Worlding: Identity, Media, and Imagination in a Digital Age (Paradigm, 2013)

Many of us think about a better world. But opinions may vary over how to get there, and especially about what “there” we want. The imagination and realization of worlds has become a driving force in “real” and ”virtual” environments, with both negative and positive consequences. Worlding: Identity, Media, and Imagination in a Digital Age explores the many realms of experience we inhabit as we move back-and-forth between reality and representation in our daily lives. But in doing so, Worlding concentrates on ways of improving our common existence. As discussed throughout this book, “worlding” can be selfless or selfish. It can reinforce what exists or point to something else. But it can never be neutral. Throughout this book, “worlding” will be examined as a word, an argument, and a possibility.41FGmSv4lxL._SY380_

Worlding is a word. You won’t find the term worlding in any dictionary, even though the term has been in use for nearly a century. Martin Heidegger popularized the neologism in his 1927 Being and Time to mean “being-in-the-world.”The idea was to use a verb signifying something ongoing and generative, which could not be reduced to either a philosophical state or a scientific materiality. Since then worlding has appeared dozens of times in philosophy, politics, cultural studies, and technology studies. The word has been appropriated, contested, but never quite pinned down––and so retains a remarkable flexibility. In “Ways of Worlding,” P.J. Rusnak catalogues many of the ways worlding has been treated in different disciplines and for varying purposes. Noting the term’s Heideggerian ontology, Rusnak cites worlding in discussions of colonialism and imperialism, secularism and faith, patriarchy and heteronormality, utopian and dystopian futurism, aesthetics and artistic expression, online networking and virtual community building, ecology and sustainability, proprioception and kinesthesia, pedagogy and situated learning. Linguists have taught us that terms like “worlding” work less as fixed essences than as mediators of differences among the utterances and concepts around them.   But this undetermined character hardly makes “worlding” innocent, deriving as it does from a noun referencing concepts of origins, boundaries, ethnicities, governance, and even consciousness itself.  It is to this broad vision of worlding that this book dedicates itself.

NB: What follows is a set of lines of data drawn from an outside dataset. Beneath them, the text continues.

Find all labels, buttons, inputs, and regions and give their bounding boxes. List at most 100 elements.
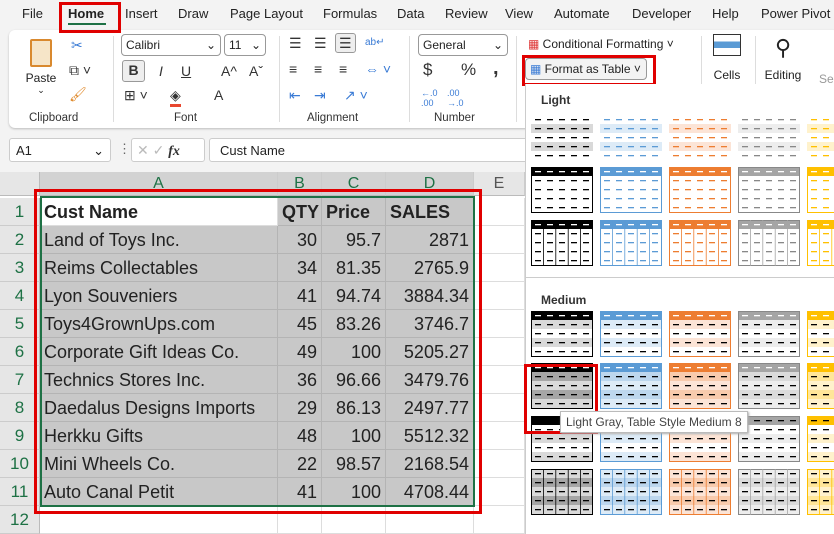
table-style-thumbnail[interactable] (600, 363, 662, 409)
fill-color-icon[interactable]: ◈ (170, 86, 181, 107)
alignment-group-label: Alignment (307, 112, 359, 124)
currency-button[interactable]: $ (423, 61, 432, 79)
align-middle-icon[interactable]: ☰ (314, 34, 327, 52)
paste-label: Paste (25, 71, 57, 85)
shrink-font-button[interactable]: Aˇ (249, 62, 263, 80)
table-style-thumbnail[interactable] (669, 167, 731, 213)
table-style-thumbnail[interactable] (738, 167, 800, 213)
number-format-select[interactable]: General ⌄ (418, 34, 508, 56)
tab-power-pivot[interactable]: Power Pivot (761, 6, 830, 21)
conditional-formatting-label: Conditional Formatting (542, 37, 664, 51)
tab-draw[interactable]: Draw (178, 6, 208, 21)
table-style-thumbnail[interactable] (807, 311, 834, 357)
tab-insert[interactable]: Insert (125, 6, 158, 21)
table-style-thumbnail[interactable] (807, 416, 834, 462)
table-style-thumbnail[interactable] (600, 311, 662, 357)
table-style-thumbnail[interactable] (600, 220, 662, 266)
increase-indent-icon[interactable]: ⇥ (314, 86, 326, 104)
tab-file[interactable]: File (22, 6, 43, 21)
table-style-thumbnail[interactable] (807, 363, 834, 409)
comma-button[interactable]: , (493, 58, 499, 78)
align-center-icon[interactable]: ≡ (314, 60, 322, 78)
formula-value: Cust Name (220, 143, 286, 158)
decrease-decimal-button[interactable]: .00 →.0 (447, 88, 464, 108)
align-bottom-icon[interactable]: ☰ (335, 33, 356, 53)
table-style-thumbnail[interactable] (531, 311, 593, 357)
table-style-thumbnail[interactable] (738, 311, 800, 357)
increase-decimal-button[interactable]: ←.0 .00 (421, 88, 438, 108)
font-color-button[interactable]: A (214, 86, 223, 104)
orientation-icon[interactable]: ↗ ˅ (344, 86, 368, 104)
font-name-select[interactable]: Calibri ⌄ (121, 34, 221, 56)
italic-button[interactable]: I (159, 62, 163, 80)
cells-label: Cells (713, 68, 741, 82)
tab-automate[interactable]: Automate (554, 6, 610, 21)
table-style-thumbnail[interactable] (738, 115, 800, 161)
more-icon[interactable]: ⋮ (118, 141, 131, 157)
cells-button[interactable]: Cells (709, 34, 745, 82)
tab-review[interactable]: Review (445, 6, 488, 21)
cells-icon (713, 34, 741, 56)
wrap-text-icon[interactable]: ab↵ (365, 34, 385, 52)
copy-icon[interactable]: ⧉ ˅ (69, 61, 91, 79)
enter-icon[interactable]: ✓ (153, 142, 165, 158)
table-style-thumbnail[interactable] (738, 363, 800, 409)
tab-page-layout[interactable]: Page Layout (230, 6, 303, 21)
insert-function-button[interactable]: fx (168, 144, 180, 159)
font-size-select[interactable]: 11 ⌄ (224, 34, 266, 56)
table-style-thumbnail[interactable] (531, 167, 593, 213)
highlight-table-range (34, 189, 482, 514)
table-style-thumbnail[interactable] (807, 469, 834, 515)
underline-button[interactable]: U (181, 62, 191, 80)
table-style-thumbnail[interactable] (600, 115, 662, 161)
align-top-icon[interactable]: ☰ (289, 34, 302, 52)
chevron-down-icon: ⌄ (205, 38, 216, 52)
table-style-thumbnail[interactable] (738, 469, 800, 515)
divider (701, 36, 702, 86)
conditional-formatting-button[interactable]: ▦ Conditional Formatting ˅ (528, 37, 674, 51)
style-tooltip: Light Gray, Table Style Medium 8 (560, 411, 748, 433)
table-style-thumbnail[interactable] (531, 115, 593, 161)
table-style-thumbnail[interactable] (669, 363, 731, 409)
table-style-thumbnail[interactable] (669, 311, 731, 357)
bold-button[interactable]: B (122, 60, 145, 82)
table-style-thumbnail[interactable] (669, 115, 731, 161)
highlight-home-tab (59, 2, 121, 33)
merge-center-icon[interactable]: ⇔ ˅ (365, 60, 391, 78)
table-style-thumbnail[interactable] (600, 167, 662, 213)
cancel-icon[interactable]: ✕ (137, 142, 149, 158)
name-box[interactable]: A1 ⌄ (9, 138, 111, 162)
decrease-indent-icon[interactable]: ⇤ (289, 86, 301, 104)
table-style-gallery: Light Medium (525, 84, 834, 534)
clipboard-icon (30, 39, 52, 67)
paste-button[interactable]: Paste ⌄ (23, 36, 59, 102)
divider (516, 36, 517, 122)
table-style-thumbnail[interactable] (669, 469, 731, 515)
borders-icon[interactable]: ⊞ ˅ (124, 86, 148, 104)
table-style-thumbnail[interactable] (807, 220, 834, 266)
tab-help[interactable]: Help (712, 6, 739, 21)
table-style-thumbnail[interactable] (531, 220, 593, 266)
formula-buttons: ✕ ✓ fx (131, 138, 205, 162)
tab-developer[interactable]: Developer (632, 6, 691, 21)
chevron-down-icon: ⌄ (492, 38, 503, 52)
table-style-thumbnail[interactable] (531, 469, 593, 515)
cut-icon[interactable]: ✂ (71, 36, 83, 54)
grow-font-button[interactable]: A^ (221, 62, 237, 80)
editing-button[interactable]: ⚲ Editing (761, 34, 805, 82)
tab-data[interactable]: Data (397, 6, 424, 21)
format-painter-icon[interactable]: 🖌 (69, 85, 87, 103)
name-box-value: A1 (16, 143, 32, 158)
chevron-down-icon: ⌄ (37, 85, 45, 95)
table-style-thumbnail[interactable] (669, 220, 731, 266)
number-group-label: Number (434, 112, 475, 124)
table-style-thumbnail[interactable] (807, 115, 834, 161)
align-left-icon[interactable]: ≡ (289, 60, 297, 78)
table-style-thumbnail[interactable] (738, 220, 800, 266)
table-style-thumbnail[interactable] (600, 469, 662, 515)
tab-view[interactable]: View (505, 6, 533, 21)
tab-formulas[interactable]: Formulas (323, 6, 377, 21)
table-style-thumbnail[interactable] (807, 167, 834, 213)
align-right-icon[interactable]: ≡ (339, 60, 347, 78)
percent-button[interactable]: % (461, 61, 476, 79)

Worlding is an argument. World News, World Record, World Bank––the list of world things is endless, generally conjuring up presumptions of totality or neutrality. But we know the limits of these conceits. Nothing using the term “world” is complete or neutral. The very slipperiness of the term means that it can be taken in negative or positive directions. To some the word conjures up images of sovereignty, while to others it might mean the creation a new domain. But in either case, “world” and “worlding” are loaded terms. For this reason, Worlding: Identity, Imagination, and Reality in a Digital Age takes a stance within a field of indeterminacy––a stance against those who claim to have answers or certainty, especially those who prescribe to others. This is not the same as saying that values do not exist, or that we even need to choose sides in an absolutist/relativist divide. Worlding takes the view that the divide itself is the problem, rooted as it is in an inherited binary consciousness that we struggle with every day in debates over good/evil, mind/body, center/margin, and so on. Without getting too philosophical about this, Worlding embraces the connection between thinking and being.

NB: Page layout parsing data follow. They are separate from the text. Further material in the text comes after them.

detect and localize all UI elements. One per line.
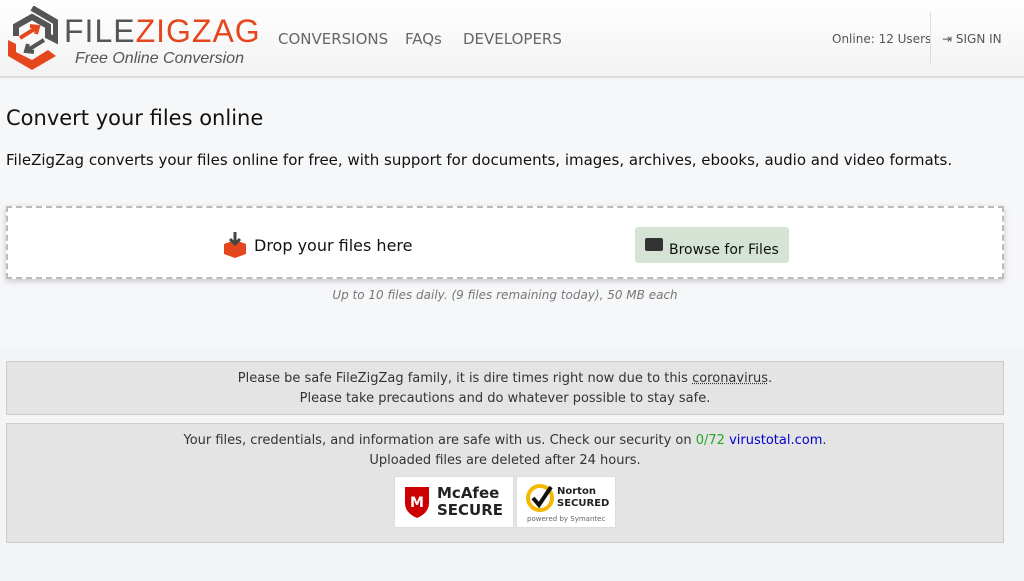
description: FileZigZag converts your files online fo… [6,151,953,169]
drop-label: Drop your files here [254,236,413,255]
virustotal-score: 0/72 [695,433,725,448]
virustotal-link[interactable]: virustotal.com [729,433,822,448]
page-title: Convert your files online [6,106,264,130]
notice-box: Please be safe FileZigZag family, it is … [6,361,1004,415]
online-users: Online: 12 Users [832,32,932,46]
download-box-icon [224,232,246,258]
upload-limit: Up to 10 files daily. (9 files remaining… [332,288,678,302]
divider [930,12,931,64]
browse-files-button[interactable]: Browse for Files [635,227,789,263]
norton-badge[interactable]: Norton SECURED powered by Symantec [516,476,616,528]
norton-check-icon [526,484,554,512]
nav-conversions[interactable]: CONVERSIONS [278,30,388,48]
mcafee-badge[interactable]: M McAfee SECURE [394,476,514,528]
coronavirus-link[interactable]: coronavirus [692,371,768,386]
header: FILEZIGZAG Free Online Conversion CONVER… [0,0,1024,78]
drop-zone[interactable] [6,206,1004,279]
folder-icon [645,238,663,251]
tagline: Free Online Conversion [75,50,244,67]
sign-in-button[interactable]: ⇥ SIGN IN [942,32,1002,46]
nav-developers[interactable]: DEVELOPERS [463,30,562,48]
sign-in-icon: ⇥ [942,32,956,46]
logo-icon[interactable] [6,6,58,72]
nav-faqs[interactable]: FAQs [405,30,442,48]
brand[interactable]: FILEZIGZAG [64,14,261,48]
svg-text:M: M [410,495,424,511]
mcafee-shield-icon: M [405,487,429,518]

Worlding is a possibility. Disagreements over terms like worlding point to the importance of dialogue––the primacy of communication and the exchange of ideas. Put another way, worlding can be about ways we educate each other. The UC Santa Cruz Worlding Project perhaps put is best in describing worlding as a “field imaginary” unbound by definition or convention, yet guided by curiosity and openness. Worlding can be a way to critique an existing moment or a means to envision a utopian space that does not yet exist.  This book is about the worlds we conceive for ourselves in relation to the world we find ourselves inhabiting. In other words, in this “world” thinking and being are not separated in ways that isolate or obfuscate complexity in the interest of expediency. Worlding is messy, indeterminate, and never ending. As such worlding requires us to talk to each other and to always remember the limits of any perspective.